100:01
100:01
January 18 – February 15, 2020
373 Broadway #518
New York, NY 10013
100:01
Luke O’Halloran & Patrick Sarmiento
organized by Sara Blazej
Y2K group presents 100:01 organized by Sara Blazej of 77 Mulberry. The show features new works by Luke O’Halloran and Patrick Sarmiento.
All paintings act as repositories for action. They disrupt the rules of time, interrupting decay. Painting’s historical place of contemplative agency runs counter to the constant stream of photographic images we find ourselves submerged in today. The fundamental act of documentary creation, what Cartier-Bresson called the “decisive moment” sets into repose the exponential possibilities of the thing that is acted upon. Painting views the documentary as a space to be tweaked, altered, and “perfected” by the painter. As the landscape of photographic images we consume are continually Facetuned, Photoshopped and edited beyond original comprehension, we realize the structural foundation of image production has always been the aspiration of an ideal, that to capture the quicksilver and diaphanous nature of a moment is to grossly misrepresent it. Paintings are totems to our singular worldview at the cost of an infinity.

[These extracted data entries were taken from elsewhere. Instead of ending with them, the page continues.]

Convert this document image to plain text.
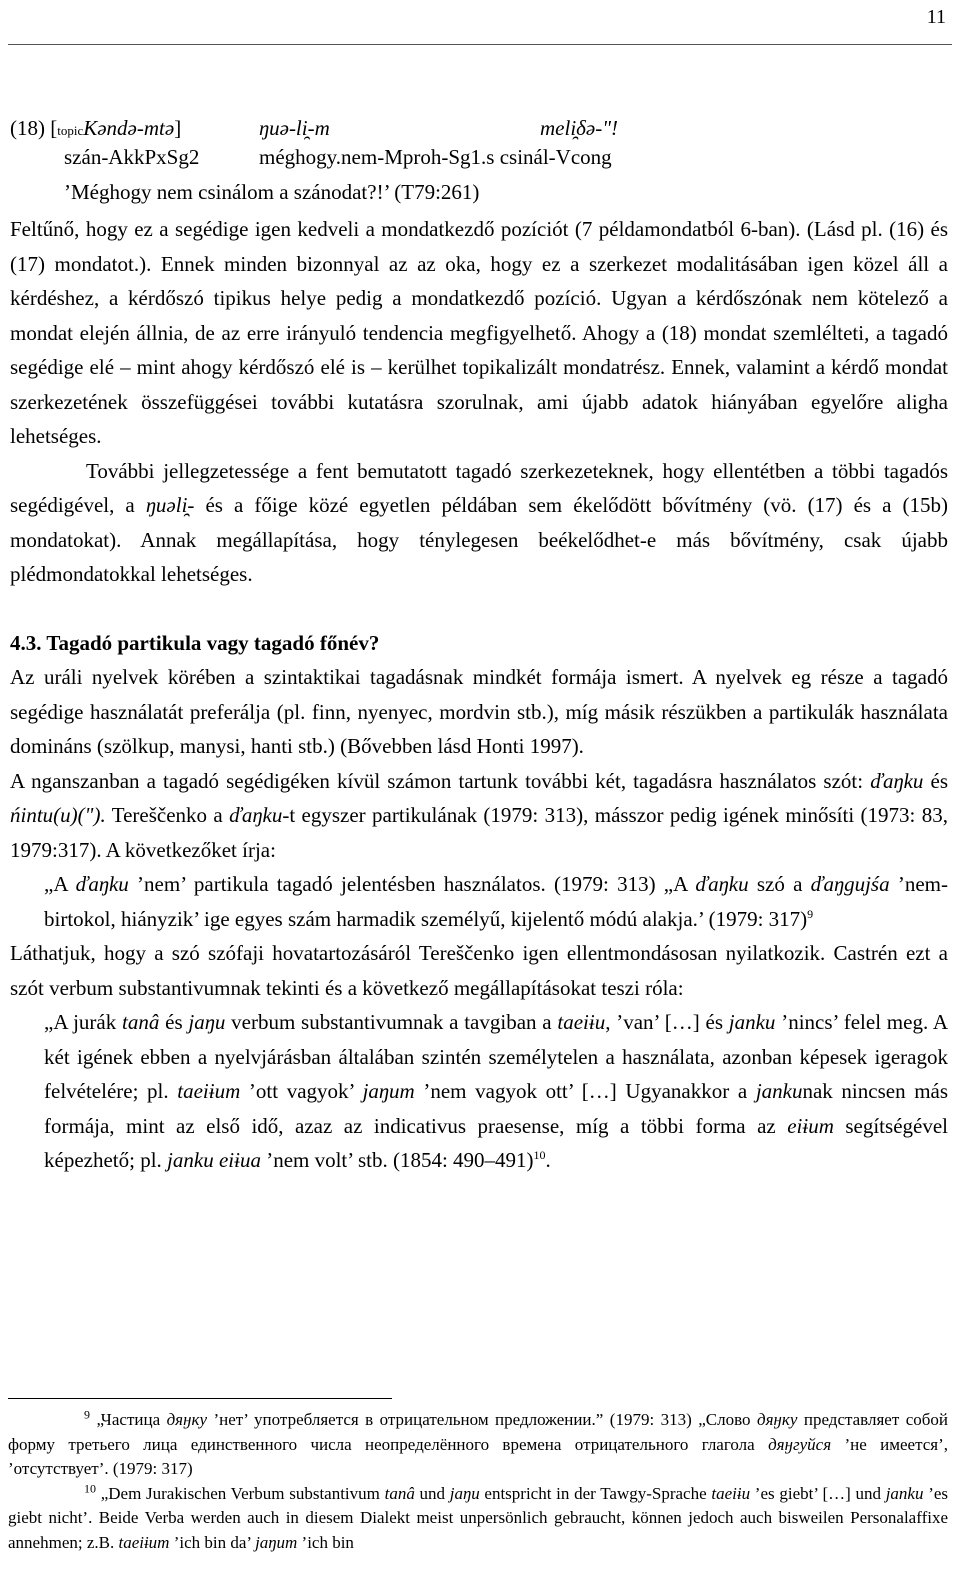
11
(18) [topicKəndə-mtə]	ŋuə-li̯-m	meli̯δə-"!
szán-AkkPxSg2	méghogy.nem-Mproh-Sg1.s csinál-Vcong
’Méghogy nem csinálom a szánodat?!’ (T79:261)

Feltűnő, hogy ez a segédige igen kedveli a mondatkezdő pozíciót (7 példamondatból 6-ban). (Lásd pl. (16) és (17) mondatot.). Ennek minden bizonnyal az az oka, hogy ez a szerkezet modalitásában igen közel áll a kérdéshez, a kérdőszó tipikus helye pedig a mondatkezdő pozíció. Ugyan a kérdőszónak nem kötelező a mondat elején állnia, de az erre irányuló tendencia megfigyelhető. Ahogy a (18) mondat szemlélteti, a tagadó segédige elé – mint ahogy kérdőszó elé is – kerülhet topikalizált mondatrész. Ennek, valamint a kérdő mondat szerkezetének összefüggései további kutatásra szorulnak, ami újabb adatok hiányában egyelőre aligha lehetséges.

További jellegzetessége a fent bemutatott tagadó szerkezeteknek, hogy ellentétben a többi tagadós segédigével, a ŋuəli̯- és a főige közé egyetlen példában sem ékelődött bővítmény (vö. (17) és a (15b) mondatokat). Annak megállapítása, hogy ténylegesen beékelődhet-e más bővítmény, csak újabb plédmondatokkal lehetséges.

4.3. Tagadó partikula vagy tagadó főnév?

Az uráli nyelvek körében a szintaktikai tagadásnak mindkét formája ismert. A nyelvek eg része a tagadó segédige használatát preferálja (pl. finn, nyenyec, mordvin stb.), míg másik részükben a partikulák használata domináns (szölkup, manysi, hanti stb.) (Bővebben lásd Honti 1997).

A nganszanban a tagadó segédigéken kívül számon tartunk további két, tagadásra használatos szót: ďaŋku és ńintu(u)("). Tereščenko a ďaŋku-t egyszer partikulának (1979: 313), másszor pedig igének minősíti (1973: 83, 1979:317). A következőket írja:

„A ďaŋku ’nem’ partikula tagadó jelentésben használatos. (1979: 313) „A ďaŋku szó a ďaŋgujśa ’nem-birtokol, hiányzik’ ige egyes szám harmadik személyű, kijelentő módú alakja.’ (1979: 317)$^9$

Láthatjuk, hogy a szó szófaji hovatartozásáról Tereščenko igen ellentmondásosan nyilatkozik. Castrén ezt a szót verbum substantivumnak tekinti és a következő megállapításokat teszi róla:

„A jurák tanâ és jaŋu verbum substantivumnak a tavgiban a taeiɨu, ’van’ […] és janku ’nincs’ felel meg. A két igének ebben a nyelvjárásban általában szintén személytelen a használata, azonban képesek igeragok felvételére; pl. taeiɨum ’ott vagyok’ jaŋum ’nem vagyok ott’ […] Ugyanakkor a jankunak nincsen más formája, mint az első idő, azaz az indicativus praesense, míg a többi forma az eiɨum segítségével képezhető; pl. janku eiɨua ’nem volt’ stb. (1854: 490–491)$^{10}$.

$^9$ „Частица дяӈку ’нет’ употребляется в отрицательном предложении.” (1979: 313) „Слово дяӈку представляет собой форму третьего лица единственного числа неопределённого времена отрицательного глагола дяӈгуйся ’не имеется’, ’отсутствует’. (1979: 317)

$^{10}$ „Dem Jurakischen Verbum substantivum tanâ und jaŋu entspricht in der Tawgy-Sprache taeiɨu ’es giebt’ […] und janku ’es giebt nicht’. Beide Verba werden auch in diesem Dialekt meist unpersönlich gebraucht, können jedoch auch bisweilen Personalaffixe annehmen; z.B. taeiɨum ’ich bin da’ jaŋum ’ich bin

The spinning wheels of a slot machine, a flourish of playing cards, bowling pins flung mid-strike, an orbiting distant planet. Luke O’Halloran’s work visualizes movement, from the local to the celestial. His paintings highlight the drama of an action playing out and render importance to a singular image in the perception of such an event. Brimming with kinetic energy, their subjects are frozen in crescendo, a forever moment to dream.
In 100:01, numbers, fruits and marbles fall into place on a series of barrels, never landing or aligning, offering only a potential sequence, be it winning or—more likely, losing. Beyond the casino-esque game of chance they are drawn from, O’Halloran’s paintings, rendered broadly with oil on canvas and board, appear to search for some kind of celestial code. They sit on the edge of both gaining precious universal knowledge, and surrendering to its unknowable chaos. Shown together, they become a would-be codex, the key to another level of being that may never be unlocked, yet offers reassurance in the promise of something more.
Bar bathroom walls layered with tagging, a two dimensional record of every individual who’s pissed here. Patrick Sarmiento’s paintings act as a schematic or container for processes of social production. Geologic layers of compressed epochs like the unending layers of graffiti on a wall, the works bring attention to how the erosion and constant surveillance of public space has worked in tandem with the digitalization of community. Collapsing the social realm into increasingly two dimensions. His work functions as an abstraction of a social form, ensnaring a multitude of subjectivities into the confines of a particular unit–a painted surface.
Sarmiento’s works presented in 100:01, made with acrylic and flashe on canvas, manifest abstraction in two distinct but familial styles. Here, his dual part series transforms two found samples of freehand tags into stencils: in one body he repeats them across the face of the work, generating a bold, frenzied surface, within which a pattern is only revealed in the double, or even triple take; in the other, the stencil provides a system or framework upon which the painterly gesture is able to freely wander the surface– winking with irreverence at a bygone era of gestural abstraction.